I think wds designs are only significant to specific women riders that fit a "mold" but not all women are created equal....

Moral of the story. Shop around and try different bikes. It doesn't matter if the design is men's or wds as long as it fits. Only you will know what works for you.[/QUOTE]

Amen.


----------



## Stagg3r (Jul 25, 2013)

My first post here... Not trolling, just getting back into the sport after many years absence after my last bike, a Trek 8900 circa 1992 with a Manitou 1 fork and original SPDs was stolen out of my house. By that I mean the actual house and not garage or anything... and I was home at the time... different story though.

Anyway, many moons later, I'm married and living here in Asheville, NC, which happens to be a great place to ride. My wife and I went out on her old clunker and a borrowed bikes a few times enough to get the itch back. Then we spent the last year seeing if the itch really needed a scratch. It did, so we waited till a close friend that is hugely connected with the mtn and road scene here told us, quite suddenly, that one of his main guys at a local shop let him in on some killer deals. So the wife and I went to go buy bikes... a activity that we knew was going to happen but had no idea when we woke up that it would be that day...

The wife immediately found a regular Lush at a very nice price and was set very quickly. I had two options. They had a 17.5" Rumblefish Elite and a 17.5" Lush SL. I'm a smaller to average guy at 5' 6" and 160lbs but my legs/arms are longer and my torso is shorter. Both were serious deals with the Lush at just under $1900.00 and the Rumblefish about $200.00 more as is the case in retail.

So here is the thing, after testing both, the Lush simply felt better. I'm not racing any time soon (ever) and the more upright position was more comfortable and the clearance let me get into position for climbing and descending. I know some of it had to deal with never having been on a 29er before as that wasn't even a thought when I was last riding every day. Still I had been planning on going to a 29er anyway and was prepared for the changes that would bring. The issue was that I just felt stretched out on the Rumblefish.

After checking the fit properly, we determined that the Lush put me in a proper position as it was and the Rumblefish would have required either a smaller frame, which meant ordering and the price going way back up, or a different stem, bar, or possibly seat/post combo to make it work. All of this was adding up and going way past the target of under 2K each with pedals and shoes.

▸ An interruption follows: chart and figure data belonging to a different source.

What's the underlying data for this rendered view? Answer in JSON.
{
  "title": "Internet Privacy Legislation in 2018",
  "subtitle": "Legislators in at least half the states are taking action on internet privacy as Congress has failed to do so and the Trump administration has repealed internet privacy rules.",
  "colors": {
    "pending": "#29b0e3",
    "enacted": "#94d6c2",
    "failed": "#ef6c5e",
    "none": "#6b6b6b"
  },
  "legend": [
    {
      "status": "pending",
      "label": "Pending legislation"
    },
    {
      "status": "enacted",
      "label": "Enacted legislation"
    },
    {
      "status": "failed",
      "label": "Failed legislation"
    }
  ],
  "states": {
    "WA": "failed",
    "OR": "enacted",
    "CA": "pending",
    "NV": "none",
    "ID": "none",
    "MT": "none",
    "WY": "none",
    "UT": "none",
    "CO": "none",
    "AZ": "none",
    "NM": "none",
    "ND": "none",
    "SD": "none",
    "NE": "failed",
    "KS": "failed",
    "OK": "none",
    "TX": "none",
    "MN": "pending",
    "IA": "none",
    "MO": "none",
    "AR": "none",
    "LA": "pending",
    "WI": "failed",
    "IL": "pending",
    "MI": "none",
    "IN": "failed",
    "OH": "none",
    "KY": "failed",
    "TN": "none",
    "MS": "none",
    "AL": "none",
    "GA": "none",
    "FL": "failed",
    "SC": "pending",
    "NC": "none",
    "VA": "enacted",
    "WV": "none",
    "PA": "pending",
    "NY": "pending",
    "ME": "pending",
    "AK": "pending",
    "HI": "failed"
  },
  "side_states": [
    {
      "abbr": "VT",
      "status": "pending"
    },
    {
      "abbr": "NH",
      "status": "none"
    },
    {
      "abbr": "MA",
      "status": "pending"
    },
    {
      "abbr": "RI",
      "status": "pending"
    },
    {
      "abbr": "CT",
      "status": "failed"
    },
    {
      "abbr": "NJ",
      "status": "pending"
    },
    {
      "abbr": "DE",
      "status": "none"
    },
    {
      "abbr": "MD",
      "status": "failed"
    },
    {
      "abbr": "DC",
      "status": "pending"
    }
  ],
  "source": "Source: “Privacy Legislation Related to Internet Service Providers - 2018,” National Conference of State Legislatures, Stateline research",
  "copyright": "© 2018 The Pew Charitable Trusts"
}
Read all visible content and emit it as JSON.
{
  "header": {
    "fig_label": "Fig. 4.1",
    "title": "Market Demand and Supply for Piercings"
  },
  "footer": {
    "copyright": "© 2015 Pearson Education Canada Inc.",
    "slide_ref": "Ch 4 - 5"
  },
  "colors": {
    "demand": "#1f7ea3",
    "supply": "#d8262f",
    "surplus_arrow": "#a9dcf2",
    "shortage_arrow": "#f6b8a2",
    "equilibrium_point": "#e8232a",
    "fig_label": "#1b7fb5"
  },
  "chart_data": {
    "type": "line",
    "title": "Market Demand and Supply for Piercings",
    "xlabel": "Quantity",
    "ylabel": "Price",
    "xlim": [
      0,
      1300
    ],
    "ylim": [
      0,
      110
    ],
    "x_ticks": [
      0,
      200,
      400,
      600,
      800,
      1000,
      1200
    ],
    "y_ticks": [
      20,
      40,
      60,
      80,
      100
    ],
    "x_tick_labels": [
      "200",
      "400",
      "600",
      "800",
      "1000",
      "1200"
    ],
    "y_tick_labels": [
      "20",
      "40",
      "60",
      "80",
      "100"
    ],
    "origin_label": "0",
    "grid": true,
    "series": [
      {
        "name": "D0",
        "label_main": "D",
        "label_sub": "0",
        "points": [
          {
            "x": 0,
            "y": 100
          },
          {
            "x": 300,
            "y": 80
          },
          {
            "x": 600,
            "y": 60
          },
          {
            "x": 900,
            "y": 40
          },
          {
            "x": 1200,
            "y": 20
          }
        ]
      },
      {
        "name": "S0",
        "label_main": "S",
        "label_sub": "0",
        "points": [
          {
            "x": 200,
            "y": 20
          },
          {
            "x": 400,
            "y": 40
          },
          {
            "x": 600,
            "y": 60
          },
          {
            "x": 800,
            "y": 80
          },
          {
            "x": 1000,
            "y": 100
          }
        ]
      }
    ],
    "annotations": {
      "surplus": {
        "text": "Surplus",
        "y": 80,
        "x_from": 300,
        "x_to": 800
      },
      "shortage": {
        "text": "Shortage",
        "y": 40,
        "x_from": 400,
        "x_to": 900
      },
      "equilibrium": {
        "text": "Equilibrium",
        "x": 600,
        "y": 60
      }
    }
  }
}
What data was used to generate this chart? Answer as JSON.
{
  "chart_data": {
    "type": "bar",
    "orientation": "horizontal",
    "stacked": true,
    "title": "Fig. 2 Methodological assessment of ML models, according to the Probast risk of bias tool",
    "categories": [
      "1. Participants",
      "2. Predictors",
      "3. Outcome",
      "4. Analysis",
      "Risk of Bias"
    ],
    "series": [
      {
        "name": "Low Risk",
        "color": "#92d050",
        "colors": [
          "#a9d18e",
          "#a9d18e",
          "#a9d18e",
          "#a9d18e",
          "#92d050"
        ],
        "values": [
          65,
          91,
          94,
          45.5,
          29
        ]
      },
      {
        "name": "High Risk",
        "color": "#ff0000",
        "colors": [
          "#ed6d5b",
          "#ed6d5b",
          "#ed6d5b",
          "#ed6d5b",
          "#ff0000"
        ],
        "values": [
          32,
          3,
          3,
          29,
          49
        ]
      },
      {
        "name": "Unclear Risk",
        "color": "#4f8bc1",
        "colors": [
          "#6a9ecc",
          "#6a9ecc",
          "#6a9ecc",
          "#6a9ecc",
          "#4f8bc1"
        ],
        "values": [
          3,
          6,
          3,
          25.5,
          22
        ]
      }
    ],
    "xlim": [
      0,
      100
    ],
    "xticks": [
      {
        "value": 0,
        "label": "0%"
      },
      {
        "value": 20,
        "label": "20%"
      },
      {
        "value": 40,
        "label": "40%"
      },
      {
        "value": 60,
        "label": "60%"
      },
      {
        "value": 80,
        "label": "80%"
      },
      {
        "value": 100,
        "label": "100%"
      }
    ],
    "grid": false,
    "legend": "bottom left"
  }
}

It didn't take too long to make up my mind...

I may be the only guy I know riding a WSD bike but I'm fine with that. It fits me, I'm comfortable riding it in a way that I never was on my old bike, or the Cannondale SM1000 that preceded the 8900 before it, too, was stolen (although only the frame remained original on that bike, everything else having been modded or changed out... including an original Rock Shox  ). Yes, it helps that that bike is totally black and minus a few small gold "Lush" markings would only be identified by those who knew what to look for. But, then again, back in the early 90's I lusted after many a bright pink Kleins that were made for us guys, so far as I could tell anyway...

So, that's my tale. I don't know if it's just that I'm older now (not old really at 36) and married but my concern these days is how the bike fits and rides, and my bike does both wonderfully for me no matter what gender it was built for.

P.S. and besides now we get to be the repulsively cute couple with matching bikes [shudder]. Ok maybe something is wrong with me


----------